A courtesy call from World Vision triggered vivid memories of an escape from war-torn Vietnam and a joyful reunion for two women who had not seen each other in 40 years.
On the phone, Kim Bendis, 40, a sponsor of seven children, told World Vision representative Natalia Ballesteros that the organization could count on her support.
Forty years ago, World Vision had flown Kim out of Vietnam to find a new home with adoptive parents in the United States — and in doing so, probably saved her life.
World Vision does not handle adoptions, but the flood of orphans created by the war in Vietnam and the dire state of local orphanages forced the organization to improvise.
In the early ’70s, newly married American couple Steve and Elsie Weaver were helping run a World Vision halfway house for orphans in Saigon (now Ho Chi Minh City). They took in the sickest orphans, gave them appropriate care, and returned them to orphanages.
Tragically, once the children went back to the orphanages, they would often get sick again and die.
The only plausible solution was to get them out of the country. Elsie organized dozens of adoptions to the United States — finding many willing parents — particularly among those troubled by the U.S. role in the conflict.
On November 15, 1972, Elsie, then 23, boarded a Pan Am flight in Saigon with six newborn orphans. Two were to be dropped off in San Francisco for parents on the West Coast and four were to be picked up in Washington, D.C. by parents living on the East Coast. Among the East Coast babies was 5-month-old Kim.
40 years later
Once Kim got off the phone with Natalia at World Vision, she was preoccupied with one thought: Where is Elsie Weaver now? After a bit of detective work, Elsie was located in Harrisonburg, Virginia. Kim picked up the phone and dialed her number.
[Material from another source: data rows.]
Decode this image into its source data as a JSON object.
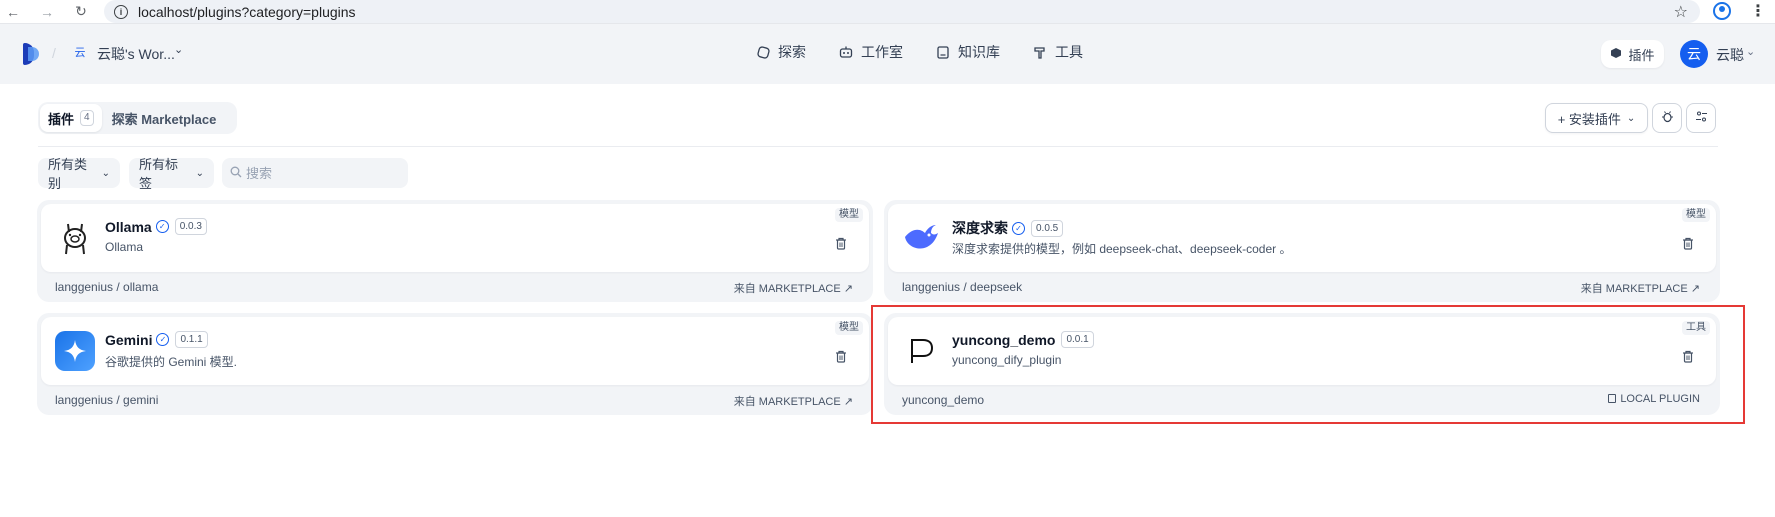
{
  "browser": {
    "url": "localhost/plugins?category=plugins"
  },
  "header": {
    "workspace_badge": "云",
    "workspace_name": "云聪's Wor...",
    "nav": [
      {
        "label": "探索",
        "icon": "compass-icon"
      },
      {
        "label": "工作室",
        "icon": "robot-icon"
      },
      {
        "label": "知识库",
        "icon": "book-icon"
      },
      {
        "label": "工具",
        "icon": "hammer-icon"
      }
    ],
    "plugin_button": "插件",
    "avatar_initial": "云",
    "user_name": "云聪"
  },
  "tabs": {
    "plugins_label": "插件",
    "plugins_count": "4",
    "marketplace_label": "探索 Marketplace"
  },
  "toolbar": {
    "install_label": "+ 安装插件"
  },
  "filters": {
    "category_label": "所有类别",
    "tag_label": "所有标签",
    "search_placeholder": "搜索"
  },
  "plugins": [
    {
      "name": "Ollama",
      "version": "0.0.3",
      "desc": "Ollama",
      "tag": "模型",
      "author": "langgenius / ollama",
      "source": "来自 MARKETPLACE ↗"
    },
    {
      "name": "深度求索",
      "version": "0.0.5",
      "desc": "深度求索提供的模型，例如 deepseek-chat、deepseek-coder 。",
      "tag": "模型",
      "author": "langgenius / deepseek",
      "source": "来自 MARKETPLACE ↗"
    },
    {
      "name": "Gemini",
      "version": "0.1.1",
      "desc": "谷歌提供的 Gemini 模型.",
      "tag": "模型",
      "author": "langgenius / gemini",
      "source": "来自 MARKETPLACE ↗"
    },
    {
      "name": "yuncong_demo",
      "version": "0.0.1",
      "desc": "yuncong_dify_plugin",
      "tag": "工具",
      "author": "yuncong_demo",
      "source": "LOCAL PLUGIN"
    }
  ],
  "colors": {
    "accent": "#155eef",
    "highlight": "#e53935"
  }
}
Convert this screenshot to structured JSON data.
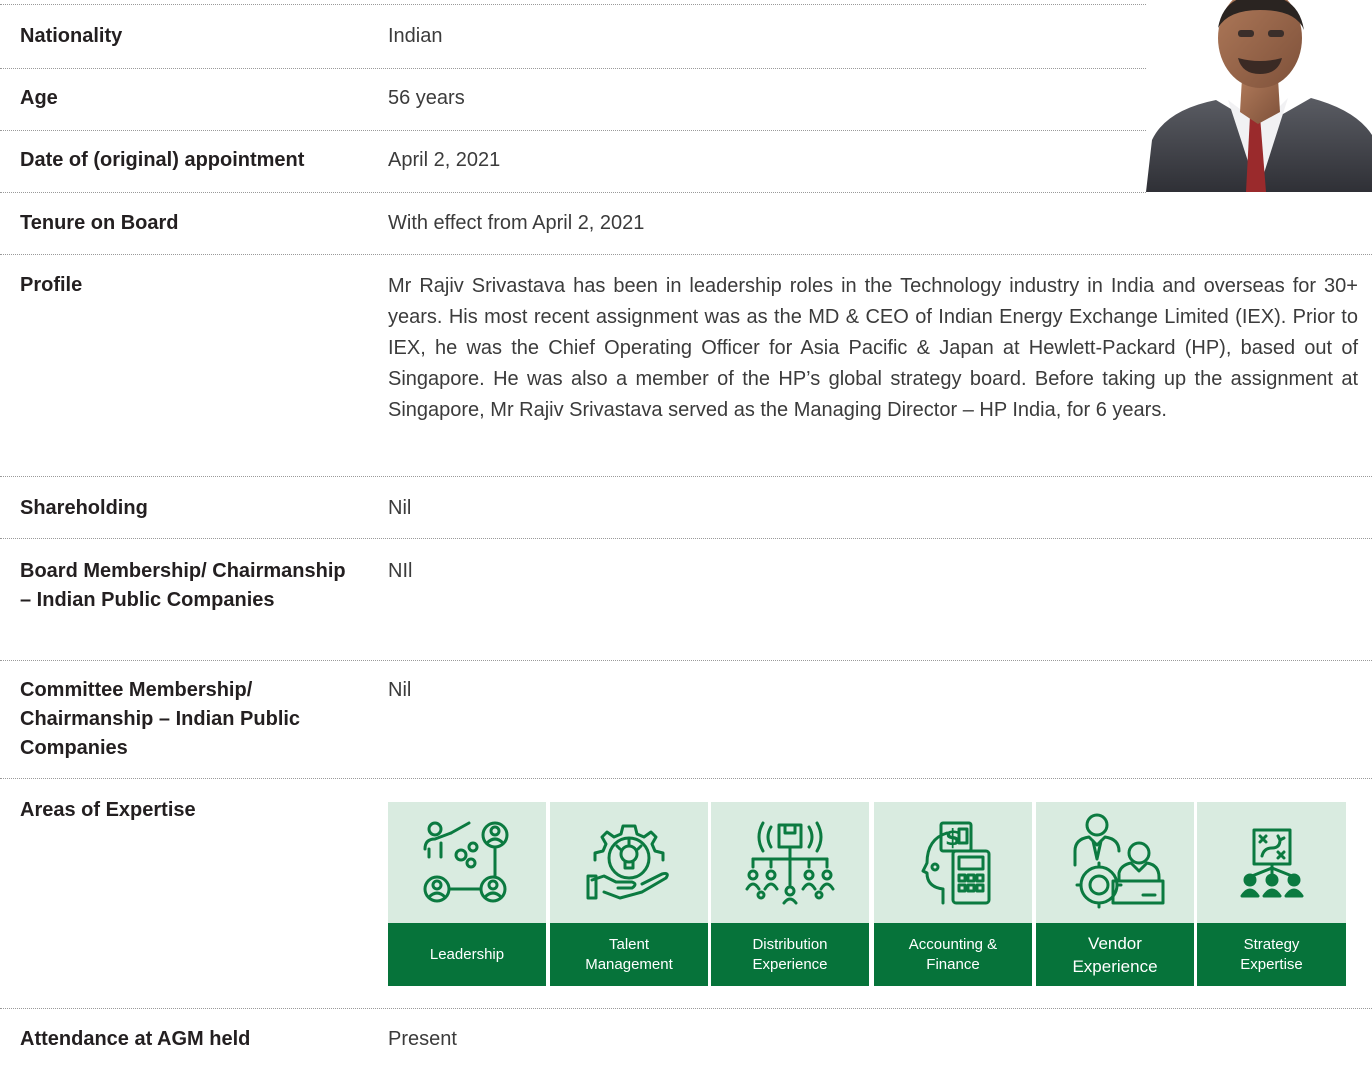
{
  "rows": [
    {
      "label": "Nationality",
      "value": "Indian"
    },
    {
      "label": "Age",
      "value": "56 years"
    },
    {
      "label": "Date of (original) appointment",
      "value": "April 2, 2021"
    },
    {
      "label": "Tenure on Board",
      "value": "With effect from April 2, 2021"
    },
    {
      "label": "Profile",
      "value": "Mr Rajiv Srivastava has been in leadership roles in the Technology industry in India and overseas for 30+ years. His most recent assignment was as the MD & CEO of Indian Energy Exchange Limited (IEX). Prior to IEX, he was the Chief Operating Officer for Asia Pacific & Japan at Hewlett-Packard (HP), based out of Singapore. He was also a member of the HP’s global strategy board. Before taking up the assignment at Singapore, Mr Rajiv Srivastava served as the Managing Director – HP India, for 6 years."
    },
    {
      "label": "Shareholding",
      "value": "Nil"
    },
    {
      "label": "Board Membership/ Chairmanship – Indian Public Companies",
      "value": "NIl"
    },
    {
      "label": "Committee Membership/ Chairmanship – Indian Public Companies",
      "value": "Nil"
    },
    {
      "label": "Areas of Expertise",
      "value": ""
    },
    {
      "label": "Attendance at AGM held",
      "value": "Present"
    }
  ],
  "expertise": [
    {
      "label": "Leadership",
      "icon": "leadership-icon"
    },
    {
      "label": "Talent\nManagement",
      "icon": "talent-management-icon"
    },
    {
      "label": "Distribution\nExperience",
      "icon": "distribution-icon"
    },
    {
      "label": "Accounting &\nFinance",
      "icon": "accounting-finance-icon"
    },
    {
      "label": "Vendor\nExperience",
      "icon": "vendor-icon"
    },
    {
      "label": "Strategy\nExpertise",
      "icon": "strategy-icon"
    }
  ],
  "colors": {
    "tile_bg": "#d9ebe0",
    "caption_bg": "#06733a",
    "icon": "#0b7a40"
  }
}
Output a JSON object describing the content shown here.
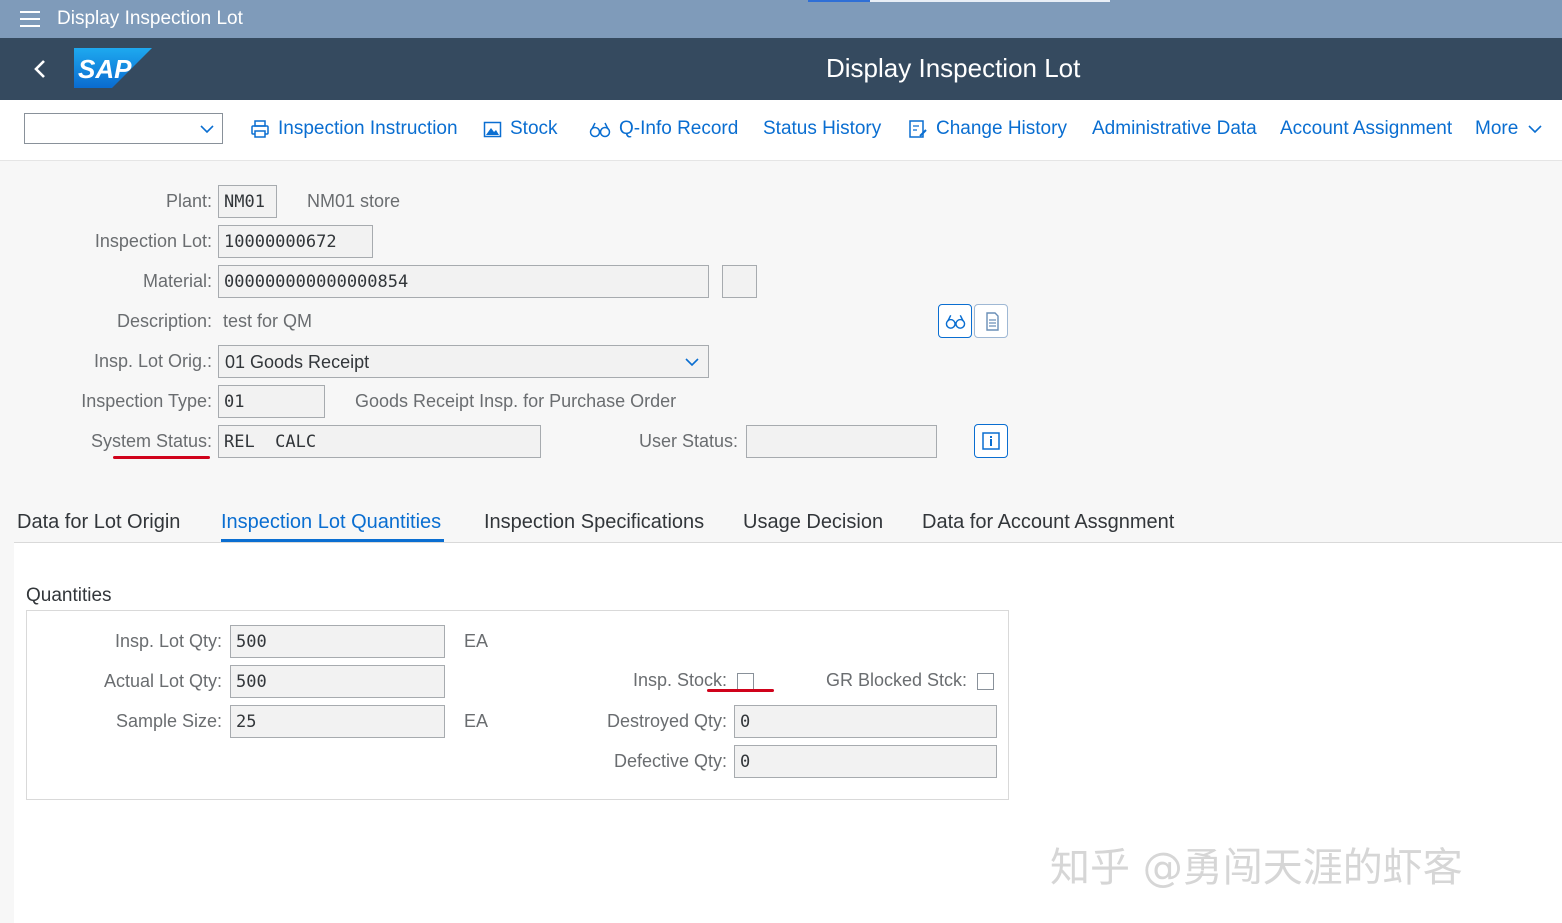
{
  "window": {
    "title": "Display Inspection Lot"
  },
  "shell": {
    "page_title": "Display Inspection Lot",
    "logo_text": "SAP"
  },
  "toolbar": {
    "items": [
      {
        "label": "Inspection Instruction",
        "icon": "printer-icon"
      },
      {
        "label": "Stock",
        "icon": "picture-icon"
      },
      {
        "label": "Q-Info Record",
        "icon": "glasses-icon"
      },
      {
        "label": "Status History",
        "icon": ""
      },
      {
        "label": "Change History",
        "icon": "change-history-icon"
      },
      {
        "label": "Administrative Data",
        "icon": ""
      },
      {
        "label": "Account Assignment",
        "icon": ""
      }
    ],
    "more_label": "More"
  },
  "header": {
    "plant_label": "Plant:",
    "plant_value": "NM01",
    "plant_desc": "NM01 store",
    "lot_label": "Inspection Lot:",
    "lot_value": "10000000672",
    "material_label": "Material:",
    "material_value": "000000000000000854",
    "description_label": "Description:",
    "description_value": "test for QM",
    "origin_label": "Insp. Lot Orig.:",
    "origin_value": "01 Goods Receipt",
    "type_label": "Inspection Type:",
    "type_value": "01",
    "type_desc": "Goods Receipt Insp. for Purchase Order",
    "system_status_label": "System Status:",
    "system_status_value": "REL  CALC",
    "user_status_label": "User Status:",
    "user_status_value": ""
  },
  "tabs": [
    {
      "label": "Data for Lot Origin",
      "active": false
    },
    {
      "label": "Inspection Lot Quantities",
      "active": true
    },
    {
      "label": "Inspection Specifications",
      "active": false
    },
    {
      "label": "Usage Decision",
      "active": false
    },
    {
      "label": "Data for Account Assgnment",
      "active": false
    }
  ],
  "quantities": {
    "title": "Quantities",
    "insp_lot_qty_label": "Insp. Lot Qty:",
    "insp_lot_qty_value": "500",
    "insp_lot_qty_unit": "EA",
    "actual_lot_qty_label": "Actual Lot Qty:",
    "actual_lot_qty_value": "500",
    "sample_size_label": "Sample Size:",
    "sample_size_value": "25",
    "sample_size_unit": "EA",
    "insp_stock_label": "Insp. Stock:",
    "insp_stock_checked": false,
    "gr_blocked_label": "GR Blocked Stck:",
    "gr_blocked_checked": false,
    "destroyed_qty_label": "Destroyed Qty:",
    "destroyed_qty_value": "0",
    "defective_qty_label": "Defective Qty:",
    "defective_qty_value": "0"
  },
  "watermark": "知乎 @勇闯天涯的虾客",
  "colors": {
    "shell": "#354a5f",
    "window_bar": "#7f9bba",
    "link": "#0a6ed1",
    "annotation": "#d0021b"
  }
}
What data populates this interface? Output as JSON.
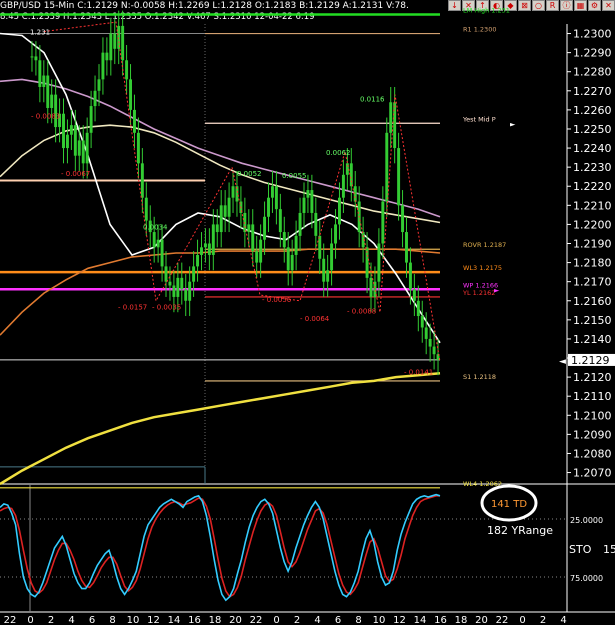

The phone call and subsequent reunion of the two women in Annapolis, Maryland, released a flood of emotions. Elsie, now 64, had a pile of photos, scrapbooks, and correspondence to share with Kim.
Among Elsie’s memories were details of the desperately malnourished Kim attached to a feeding tube at the World Vision home in Vietnam. Other recollections include the sleepless 48-hour flight from Vietnam managing the newborns.
“On that flight, there were many returning soldiers. They were great helping me with the babies. I was like, ‘Could you hold this baby, could you feed that baby,’” Elsie says.
She also remembered the terrible state of Vietnamese orphanages at the time. Elsie burst into tears the first time she visited one. Babies lay three to a crib, rocking their heads from side to side, without proper feeding or attention for hours.
Elsie says with memories like those, it is wonderful to see Kim today — a successful nurse practitioner, married with three children.
Kim says Elsie was able to answer so many questions that had haunted her for years. “It was inspiring to see how a 22-year-old woman chose to spend her first years of marriage — in a strange land, with strange people, and taking great risks,” she says.
Kim feels her difficult start in life has given her an affinity for vulnerable people. Much of her work as a nurse practitioner has taken place in soup kitchens and battered women’s shelters. After meeting Elsie, she hopes one day to return to Vietnam and serve people in need.
“God put it in my heart at a very young age to work with at-risk populations,” Kim affirms.